Contained within, four post-it notes and a receipt from Starbucks dating February 5th, 2006 during my grande iced mocha phase! Memories! This title really spoke to me, being the first to really spell out that people as consumers vote everyday with their dollar. We have the ability to change our habits and inspire others to become more environmentally conscious. The book is hard to put down, even to write this response. There are so many amazing tidbits of knowledge, although, compiled in 1999, I am sure it is a tad outdated.
Earth in the Balance, Ecology and the Human Spirit
Environment! Eco-nomics and Externalities! Oh my! I read Gore’s book within a year after viewing An Inconvenient Truth. Written in 1992, yes, nearly 20 years ago, Gore laid out a comprehensive analysis of the immense importance of striking the right balance between economy, government, resources and humanity. As Time Magazine states “His book itself is an act of leadership.” I give many thanks to Gore for putting the environmental crisis at people’s dinner tables.
A classic, as I hold this book, I pause and take a breath. The cover says itself “The classic that launched the environmental movement.” I read the majority of this book on a flight from Atlanta to Toronto, with Paris as the final destination. My boarding pass was still tucked into the pages, flight DL4950 departing August 31st, 2007. My heart winces at chapter 8’s title “And no birds sing” which is related to Keats’ “The sedge is wither’d from the lake, and no birds sign.” I lament from the immense sorrow DDT imposed, with losses innumerable. The book almost looks untouched as I am always careful to never bend the spine.
Frozen Earth, The Once and Future Story of Ice Ages
I read this shortly after moving to Baltimore for my graduate program. I was so intrigued by anthropogenic induced glacial changes; I decided to write a research paper for my Hydrology class examining the topic.
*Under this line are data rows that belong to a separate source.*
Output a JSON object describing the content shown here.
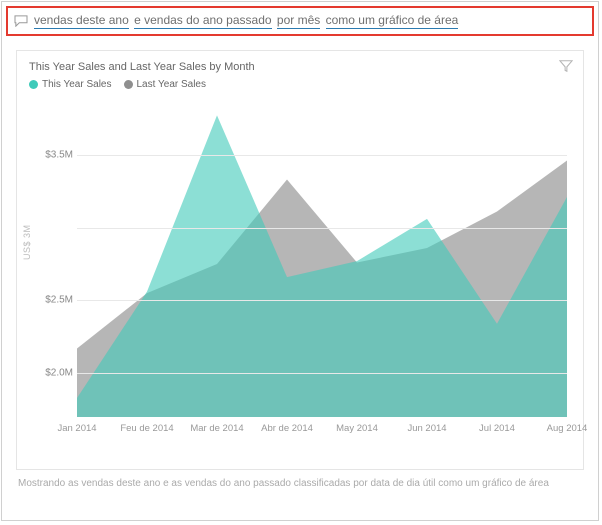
{
  "qa": {
    "segments": [
      "vendas deste ano",
      "e vendas do ano passado",
      "por mês",
      "como um gráfico de área"
    ]
  },
  "chart": {
    "title": "This Year Sales and Last Year Sales by Month",
    "legend_this": "This Year Sales",
    "legend_last": "Last Year Sales",
    "y_axis_title": "US$ 3M",
    "colors": {
      "this_year": "#3fcab9",
      "last_year": "#8f8f8f"
    }
  },
  "chart_data": {
    "type": "area",
    "categories": [
      "Jan 2014",
      "Feu de 2014",
      "Mar de 2014",
      "Abr de 2014",
      "May 2014",
      "Jun 2014",
      "Jul 2014",
      "Aug 2014"
    ],
    "series": [
      {
        "name": "This Year Sales",
        "values": [
          1830000,
          2560000,
          3770000,
          2660000,
          2770000,
          3060000,
          2340000,
          3210000
        ]
      },
      {
        "name": "Last Year Sales",
        "values": [
          2170000,
          2550000,
          2750000,
          3330000,
          2760000,
          2860000,
          3110000,
          3460000
        ]
      }
    ],
    "ylim": [
      1700000,
      3800000
    ],
    "y_ticks": [
      2000000,
      2500000,
      3000000,
      3500000
    ],
    "y_tick_labels": [
      "$2.0M",
      "$2.5M",
      "",
      "$3.5M"
    ],
    "title": "This Year Sales and Last Year Sales by Month",
    "xlabel": "",
    "ylabel": "US$"
  },
  "footer": {
    "text": "Mostrando as vendas deste ano e as vendas do ano passado classificadas por data de dia útil como um gráfico de área"
  }
}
Field Notes from A Catastrophe
In her thrilling title, Kolbert covers various case studies impacted from climate change. On the back cover, Robert F. Kennedy, Jr. reveals “In this riveting view of the apocalypse already upon us, Kolbert mesmerizes with her poetic cadence.” My hardcopy, adorned with pristine dust jacket, prompted me to learn about climate change’s impact on the Comma butterfly, Shishmaref’s erosion, and flooding in the Nile river delta.
Crimes against Nature, How George W. Bush & His Corporate Pals are Plundering the Country & Hijacking our Democracy
Robert F. Kennedy, Jr.
A rather humorous read. I presented a brief paper to my Environmental Real Estate class about the air pollution in Port Arthur, TX due to the refineries. My Professor quickly interrupted me by stating anyone can write a book, I was speechless. I later found that he was a Bush-appointed official for the EPA and not everyone that teaches in an environmental science graduate program is in fact a liberal.
Exploring each book has left me a bit saddened and broken hearted. Writing this commentary has only strengthened my bond with these priceless texts as I remember not only their contents but also what I was doing at that time in my life, where I was going and what I longed for in my academic pursuit. Their writers, their contribution to society has exposed and inspired so many. I am undeniably grateful for their efforts as the road is long, risks are great and persistence, knowing a day’s work is never done.
Needless to say, I never donated the books. I simply shipped them to Davis media mail. Happy Thanksgiving!